Singapore is an impressive place. They’ve built a multi-ethnic, vibrant, economically vital society. Politically and economically, they really have their act together. All countries talk about taking care of their citizens, but Singapore really does.

But, the longer I’m away from the United States, the more I realize that I’ll always be an American at heart, for better or for worse. Eventually, I’ll probably spend half my time in Asia and the other half back in the U.S.

JRT: How do you spend your free time?

KS: There are so many fascinating, beautiful, wild places within just an hour or two of Singapore. So we’ve spent holidays floating down the Mekong River in northern Thailand and Laos, snorkeling in the Maldives, bird-watching in Borneo, running on the beach in Bali. At home I garden on my apartment balcony and when I’m tired of work I read, read, read. The particular bureaucratic and cultural challenges of Singapore have motivated me to search for inspiration in the lives of accomplished Americans. Fellows like Alexander Hamilton, George Washington, Lyndon Johnson, Joseph Kennedy. From them I’ve learned that even if you have the passion, the drive and the resources to build your dream, it’s never a cakewalk. In fact, if you’re not careful, it can kill you unless you pace yourself and pay attention to your limits!

JRT: Are any of your three daughters pursuing science?
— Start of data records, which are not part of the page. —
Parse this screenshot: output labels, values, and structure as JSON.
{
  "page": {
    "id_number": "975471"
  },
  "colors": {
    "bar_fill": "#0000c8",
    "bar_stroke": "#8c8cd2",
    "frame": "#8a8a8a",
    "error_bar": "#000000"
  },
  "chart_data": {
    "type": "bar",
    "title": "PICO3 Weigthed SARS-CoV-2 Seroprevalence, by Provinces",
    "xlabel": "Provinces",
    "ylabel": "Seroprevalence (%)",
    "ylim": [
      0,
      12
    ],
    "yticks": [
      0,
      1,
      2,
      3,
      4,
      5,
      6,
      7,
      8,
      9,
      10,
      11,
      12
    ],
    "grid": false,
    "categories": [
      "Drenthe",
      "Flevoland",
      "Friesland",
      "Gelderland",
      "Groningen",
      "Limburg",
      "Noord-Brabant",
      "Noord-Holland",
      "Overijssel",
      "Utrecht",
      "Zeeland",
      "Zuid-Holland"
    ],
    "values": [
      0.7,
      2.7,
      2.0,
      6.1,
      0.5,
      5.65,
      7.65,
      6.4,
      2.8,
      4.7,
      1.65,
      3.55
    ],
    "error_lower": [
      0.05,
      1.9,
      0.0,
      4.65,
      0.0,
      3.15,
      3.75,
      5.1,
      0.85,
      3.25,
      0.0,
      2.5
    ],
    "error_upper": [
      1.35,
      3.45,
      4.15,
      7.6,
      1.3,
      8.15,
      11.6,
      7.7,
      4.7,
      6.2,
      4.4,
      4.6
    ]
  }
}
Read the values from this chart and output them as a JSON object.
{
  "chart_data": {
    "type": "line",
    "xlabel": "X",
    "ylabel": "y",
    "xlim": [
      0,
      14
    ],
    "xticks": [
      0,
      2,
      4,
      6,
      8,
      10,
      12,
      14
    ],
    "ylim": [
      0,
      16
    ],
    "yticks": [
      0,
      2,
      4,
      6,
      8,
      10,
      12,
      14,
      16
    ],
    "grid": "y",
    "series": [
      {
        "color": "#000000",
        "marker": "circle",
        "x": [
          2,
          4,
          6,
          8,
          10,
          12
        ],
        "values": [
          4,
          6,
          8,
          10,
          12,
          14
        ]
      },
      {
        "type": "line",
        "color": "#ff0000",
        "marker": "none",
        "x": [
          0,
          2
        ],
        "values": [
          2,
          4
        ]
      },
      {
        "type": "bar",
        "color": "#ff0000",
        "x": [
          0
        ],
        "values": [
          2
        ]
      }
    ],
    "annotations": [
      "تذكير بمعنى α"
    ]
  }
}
KS: Nope. I think I inoculated them against doing anything professionally in science or engineering. I gave them enough science at the dinner table and on family vacations for them to decide the humanities were more their cup of tea. Kristen is an actress in New York. Carrie is an artist in Miami. And Caitlin runs a nonprofit organization for local musicians in Bellingham, Wash. I’m proud that their mother and I inculcated in them a passion for life, because that’s what drives them now. At 63, I’m grateful that I’m still excited about what I’m doing. I suppose that the best way to stay feeling young is to love what you do. I’ve been quite fortunate in that regard.